J Am Chem Soc. 2014 Jul 2;136(26):9252-5. doi: 10.1021/ja503830c. Epub 2014 Jun 19.
The oxidative lactonization of N-substituted diethanolamines with the Pd catalyst [LPd(OAc)]2(2+)[OTf(-)]2 generates N-substituted morpholin-2-ones. The organocatalytic ring-opening polymerization of N-acyl morpholin-2-ones occurs readily to generate functionalized poly(aminoesters) with N-acylated amines in the polyester backbone. The thermodynamics of the ring-opening polymerization depends sensitively on the hybridization of the nitrogen of the heterocyclic lactone. N-Acyl morpholin-2-ones polymerize readily to generate polymorpholinones, but the N-aryl or N-alkyl substituted morpholin-2-ones do not polymerize. Experimental and theoretical studies reveal that the thermodynamics of ring opening correlates to the degree of pyramidalization of the endocyclic N-atom. Deprotection of the poly(N-Boc-morpholin-2-one) yields a water-soluble, cationic polymorpholinone.

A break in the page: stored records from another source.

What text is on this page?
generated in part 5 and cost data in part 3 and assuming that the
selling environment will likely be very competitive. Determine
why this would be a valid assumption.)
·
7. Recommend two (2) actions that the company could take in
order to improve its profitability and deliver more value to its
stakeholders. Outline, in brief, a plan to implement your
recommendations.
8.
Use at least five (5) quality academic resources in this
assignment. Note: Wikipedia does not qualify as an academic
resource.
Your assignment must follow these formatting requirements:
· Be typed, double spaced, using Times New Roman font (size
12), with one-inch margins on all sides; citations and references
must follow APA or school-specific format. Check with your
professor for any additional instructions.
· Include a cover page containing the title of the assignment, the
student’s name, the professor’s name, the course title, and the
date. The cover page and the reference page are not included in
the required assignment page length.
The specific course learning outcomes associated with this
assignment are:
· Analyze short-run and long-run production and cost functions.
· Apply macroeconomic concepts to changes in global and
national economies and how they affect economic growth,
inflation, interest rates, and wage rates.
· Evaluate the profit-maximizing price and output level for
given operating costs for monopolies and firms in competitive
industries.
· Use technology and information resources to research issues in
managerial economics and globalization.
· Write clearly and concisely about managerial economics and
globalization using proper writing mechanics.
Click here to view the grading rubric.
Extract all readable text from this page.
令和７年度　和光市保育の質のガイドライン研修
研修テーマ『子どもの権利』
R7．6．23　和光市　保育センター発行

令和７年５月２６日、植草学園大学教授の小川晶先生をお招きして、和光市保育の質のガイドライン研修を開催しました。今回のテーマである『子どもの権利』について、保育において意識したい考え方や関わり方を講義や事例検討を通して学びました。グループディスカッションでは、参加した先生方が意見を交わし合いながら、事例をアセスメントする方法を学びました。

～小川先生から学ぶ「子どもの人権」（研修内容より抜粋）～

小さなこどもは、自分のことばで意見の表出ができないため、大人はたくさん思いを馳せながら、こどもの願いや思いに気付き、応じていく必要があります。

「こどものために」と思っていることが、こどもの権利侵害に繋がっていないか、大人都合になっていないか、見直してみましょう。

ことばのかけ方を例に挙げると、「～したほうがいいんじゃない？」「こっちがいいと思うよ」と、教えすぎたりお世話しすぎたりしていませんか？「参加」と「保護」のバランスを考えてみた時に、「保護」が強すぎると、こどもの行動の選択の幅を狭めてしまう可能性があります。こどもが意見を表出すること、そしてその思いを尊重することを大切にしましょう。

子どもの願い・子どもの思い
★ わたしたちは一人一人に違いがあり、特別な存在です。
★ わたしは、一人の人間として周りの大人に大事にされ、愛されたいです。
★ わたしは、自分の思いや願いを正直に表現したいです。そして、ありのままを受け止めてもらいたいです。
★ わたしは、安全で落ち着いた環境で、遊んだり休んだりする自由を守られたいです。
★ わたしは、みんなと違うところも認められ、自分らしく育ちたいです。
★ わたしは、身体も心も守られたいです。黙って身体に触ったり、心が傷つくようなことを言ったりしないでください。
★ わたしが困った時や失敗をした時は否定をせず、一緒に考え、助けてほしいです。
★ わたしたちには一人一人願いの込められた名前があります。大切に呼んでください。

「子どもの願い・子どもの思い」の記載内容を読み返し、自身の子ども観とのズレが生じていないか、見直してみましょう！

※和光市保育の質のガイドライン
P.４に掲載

N-取代的二乙醇胺与 Pd 催化剂[LPd(OAc)]2(2+)[OTf(-)]2发生氧化内酯化反应,生成 N-取代的吗啉-2-酮。N-酰基吗啉-2-酮的有机催化开环聚合反应很容易发生,在聚酯主链中生成带有 N-酰化胺的功能化聚(氨基酯)。开环聚合反应的热力学性质对杂环内酯氮的杂化状态非常敏感。N-酰基吗啉-2-酮很容易聚合生成聚吗啉酮,但 N-芳基或 N-烷基取代的吗啉-2-酮则不聚合。实验和理论研究表明,开环的热力学性质与环内 N-原子的三角化程度相关。聚(N-Boc-吗啉-2-酮)的脱保护反应生成了一种水溶性的、阳离子型的聚吗啉酮。